Is it better to idle or to turn your car off?

If you expect the car to idle for more than two minutes, it is always better to turn your vehicle off. Turning the ignition key multiple times might seem a bit of a chore, especially when on a congested highway or a backed-up city, which is better than leaving your engine running.

As mentioned, an idle car also uses up gas. The more gas, the more CO2 released, which is terrible for our environment as CO2 is a greenhouse gas that can cause global warming.

Idling a car several minutes a day, many times a week, without racking up any miles is like burning several dollars. Gas costs money! A drained battery would require a new one.

A damaged spark plug due to high idling increases maintenance costs, and in some cases, overheating can occur. Why not save yourself the extra costs and turn off the engine?

What happens when you idle your car for too long?

The longer you leave your engine running, the more gas it burns. It also burns up more motor oil.

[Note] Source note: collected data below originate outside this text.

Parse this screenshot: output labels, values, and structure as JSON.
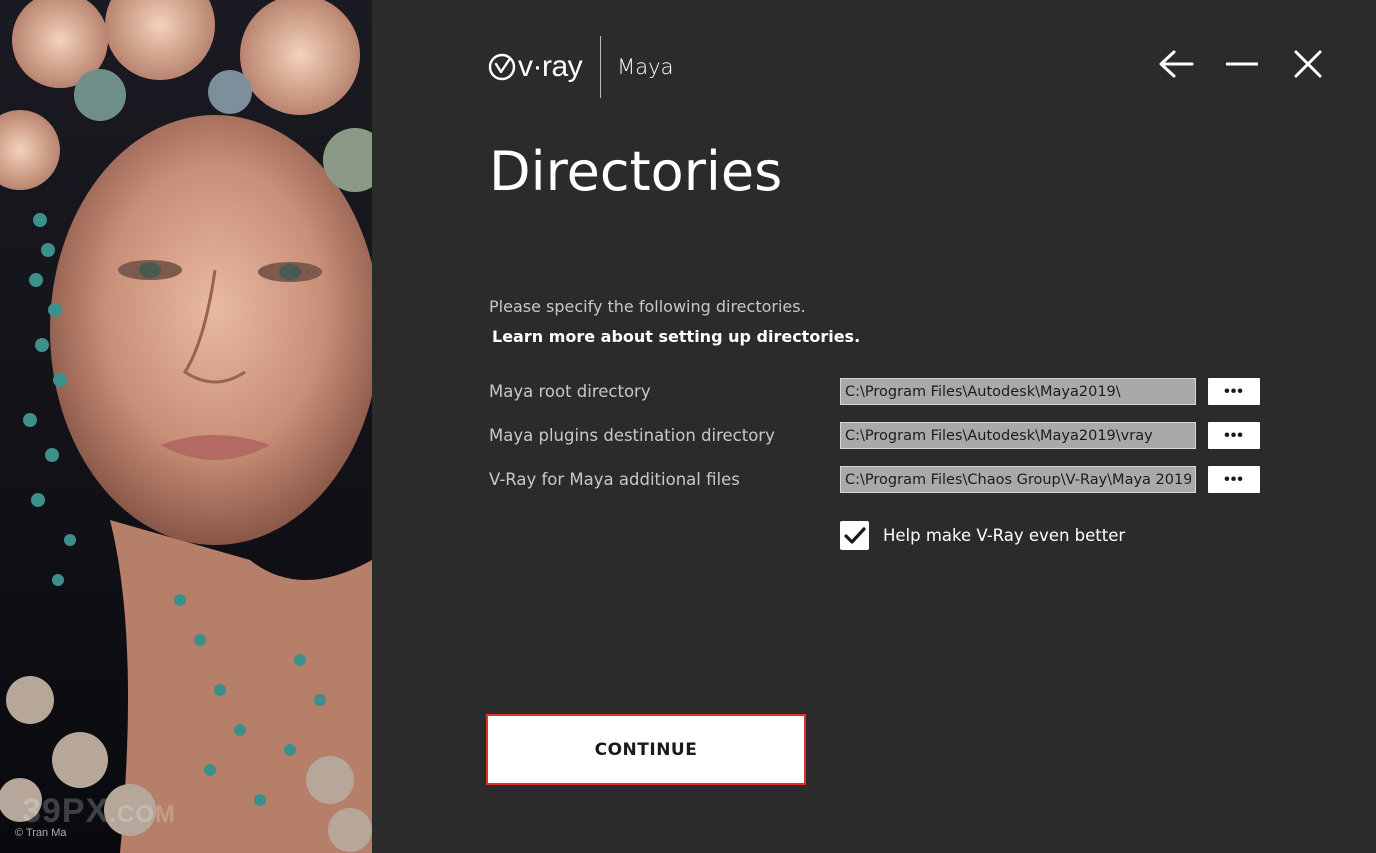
{
  "artwork": {
    "credit": "© Tran Ma",
    "watermark_main": "39PX",
    "watermark_suffix": ".COM"
  },
  "header": {
    "logo_text": "v·ray",
    "product": "Maya"
  },
  "window_controls": {
    "back_icon": "arrow-left-icon",
    "minimize_icon": "minimize-icon",
    "close_icon": "close-icon"
  },
  "page": {
    "title": "Directories",
    "intro": "Please specify the following directories.",
    "learn_more": "Learn more about setting up directories."
  },
  "directories": [
    {
      "label": "Maya root directory",
      "value": "C:\\Program Files\\Autodesk\\Maya2019\\",
      "browse_label": "•••"
    },
    {
      "label": "Maya plugins destination directory",
      "value": "C:\\Program Files\\Autodesk\\Maya2019\\vray",
      "browse_label": "•••"
    },
    {
      "label": "V-Ray for Maya additional files",
      "value": "C:\\Program Files\\Chaos Group\\V-Ray\\Maya 2019",
      "browse_label": "•••"
    }
  ],
  "help_improve": {
    "label": "Help make V-Ray even better",
    "checked": true
  },
  "continue_label": "CONTINUE",
  "colors": {
    "background": "#2b2b2b",
    "accent_border": "#e0302b",
    "input_bg": "#a9a9a9"
  }
}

Over long periods, the gasket, motor plug, and cylinder ring deteriorate. The car battery’s useful life is also reduced as it is constantly drained and has less time to recharge.

Ultimately, the engine as a whole develops a fault. Consequently, a mechanical failure, the internal combustion process becomes flawed, and the car exhaust produces gasses and unhealthy fumes that contribute to polluting the air.

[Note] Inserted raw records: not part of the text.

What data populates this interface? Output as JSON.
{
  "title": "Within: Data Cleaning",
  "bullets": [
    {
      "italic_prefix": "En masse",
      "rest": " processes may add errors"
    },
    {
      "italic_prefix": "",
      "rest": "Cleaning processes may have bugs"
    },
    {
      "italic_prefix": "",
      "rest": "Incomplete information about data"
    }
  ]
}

Aside from the cost of wasted gas or diesel and the frequent change in motor oil, which also costs money, another vital point to keep in mind is carbon monoxide poisoning. An idling car in an enclosed space would produce more carbon monoxide than CO2, its less poisonous relative. In a poorly ventilated area, this could be fatal.

Fuel shortage is also possible. You can run out of gas simply by sitting and waiting in your car, leaving you stranded. Idling decreases the overall car performance of a vehicle.

To sum up, warming your car engine for several minutes non-stop would not improve the vehicle’s overall performance. However, repeatedly idling your car over extended periods would likely cause unfavorable issues and unwanted expenses.


We all run into traffic often, and whether you own a car or not, traffic jams can be so annoying and physically draining, especially when you have a plane to catch or that boss that doesn’t condone lateness or a business meeting you don’t want to miss. The slow to no movement of cars in traffic cause idling and, for most vehicles, this means more gas or more maintenance checks.